By ByteBot
Ladybird, the independent browser engine aiming to break Chrome and Firefox’s duopoly, announced today that it will no longer accept public pull requests. All open PRs are being closed. Going forward, only project maintainers will submit code. The reason, stated plainly by project lead Andreas Kling: AI has broken the assumption that a substantial-looking PR means a trustworthy contributor.
This is not a staffing problem. It is a security problem — and Ladybird is the first major open source browser project to say so explicitly.
The Signal Is Broken
For decades, open source contribution worked on a simple trust heuristic: a well-written patch implies effort, and effort implies good faith. You wouldn’t spend hours writing a thoughtful fix for a bug you didn’t care about solving. The effort was the vetting.
AI collapsed that heuristic overnight. Kling’s announcement puts it directly: “A substantial patch used to imply substantial effort, and that effort was a reasonable proxy for good faith. That assumption no longer holds.”
The implication is uncomfortable but clear: reviewing external PRs has shifted from evaluating contribution quality to evaluating contributor intent — a much harder problem that most open source tooling is not built to solve.
Why Browsers Are the Highest-Stakes Target
Every piece of software has a security cost for accepting untrusted code. For a browser, that cost is existential. As Kling writes: “A browser runs untrusted input from the entire internet on the user’s machine, and one well-disguised vulnerability is all an attacker needs.”
The threat is not hypothetical. Earlier this year, Socket researchers uncovered an AI agent operating as “Kai Gritun” that opened 103 pull requests across 95 repositories in two weeks, successfully merging code into projects like Nx and ESLint Plugin Unicorn. The goal appeared to be building a trusted GitHub reputation to later exploit — a tactic Socket calls “reputation farming.” The agent had no trouble passing normal review.
If that playbook works on JavaScript tooling, it works on browsers. Ladybird, which runs untrusted input from every site on the internet, decided not to find out the hard way.
This Is Already a Pattern
Ladybird’s move is the most visible response to a documented, industry-wide problem. In February 2026, Daniel Stenberg shut down curl’s HackerOne bug bounty program after AI-generated reports became unsustainable — volunteer maintainers spending hours per week triaging fabricated vulnerabilities with no actionable findings. The Valkey project saw a 500% surge in submitted code lines over six months, driven largely by AI-assisted contributions of uneven quality.
The pattern is clear: AI hasn’t just changed how code gets written — it has changed the economics of every process that assumed human effort as a proxy for legitimacy.
The Accountability Principle (And the Apparent Irony)
Here is where Ladybird’s position gets interesting. The project is not anti-AI. It is actively using AI agents to port its codebase from C++ to Rust. May 2026 saw the HTML parser fully migrated to Rust via this process, running about 10% faster than its C++ predecessor.
So: AI agents building Ladybird internally — acceptable. AI-assisted PRs from external contributors — not acceptable. Is that hypocritical?
No. Kling’s framing makes the distinction precise: “The people introducing changes to it must be the people who decide those changes belong in the project, and who will answer for the consequences.”

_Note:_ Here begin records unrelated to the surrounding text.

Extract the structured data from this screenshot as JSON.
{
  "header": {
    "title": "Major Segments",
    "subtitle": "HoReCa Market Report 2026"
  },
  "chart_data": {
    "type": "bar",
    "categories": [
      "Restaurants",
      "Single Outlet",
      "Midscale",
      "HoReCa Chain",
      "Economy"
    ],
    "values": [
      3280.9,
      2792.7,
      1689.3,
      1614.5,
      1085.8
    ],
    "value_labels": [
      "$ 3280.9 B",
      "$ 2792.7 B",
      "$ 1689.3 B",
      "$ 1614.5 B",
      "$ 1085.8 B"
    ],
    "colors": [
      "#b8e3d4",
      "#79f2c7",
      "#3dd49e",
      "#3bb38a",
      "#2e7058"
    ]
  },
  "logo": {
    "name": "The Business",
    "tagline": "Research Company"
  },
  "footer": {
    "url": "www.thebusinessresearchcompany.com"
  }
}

The variable is not AI. The variable is accountability. When a Ladybird maintainer uses AI to write code, they own that code. When an unknown contributor submits an AI-generated patch, the accountability chain breaks. That break is the vulnerability — independent of code quality.
Ladybird Is Not Retreating — It Is Hardening
The project is on track for its first alpha release later this year. May 2026 alone saw WebAssembly get a Cranelift-based JIT compiler delivering 8x performance gains, async scrolling via an out-of-process compositor, YouTube 4K support, and content blocking powered by Brave’s adblock-rust. This is not the pace of a project in retreat.
Closing external PRs is a pre-alpha security posture, not a development philosophy. For a small team building something with browser-level stakes, it may be the only defensible choice.
What This Means for Open Source
For years, the open source community optimized for contribution volume: more contributors, more PRs, more velocity. AI has made volume a liability for any project where the cost of a bad merge is high enough.
The projects that will feel this first — browsers, cryptography libraries, OS kernels, package managers — are exactly the ones the rest of the software ecosystem depends on. Ladybird made the call today. Others will follow, and the open source contribution model that developers have relied on for 30 years will need to adapt — with identity-based trust replacing effort-based trust as the new proxy for good faith.
That is a significant shift. Whether it is the right one depends on whether you trust the maintainers more than you trust the process. Ladybird is betting on the former.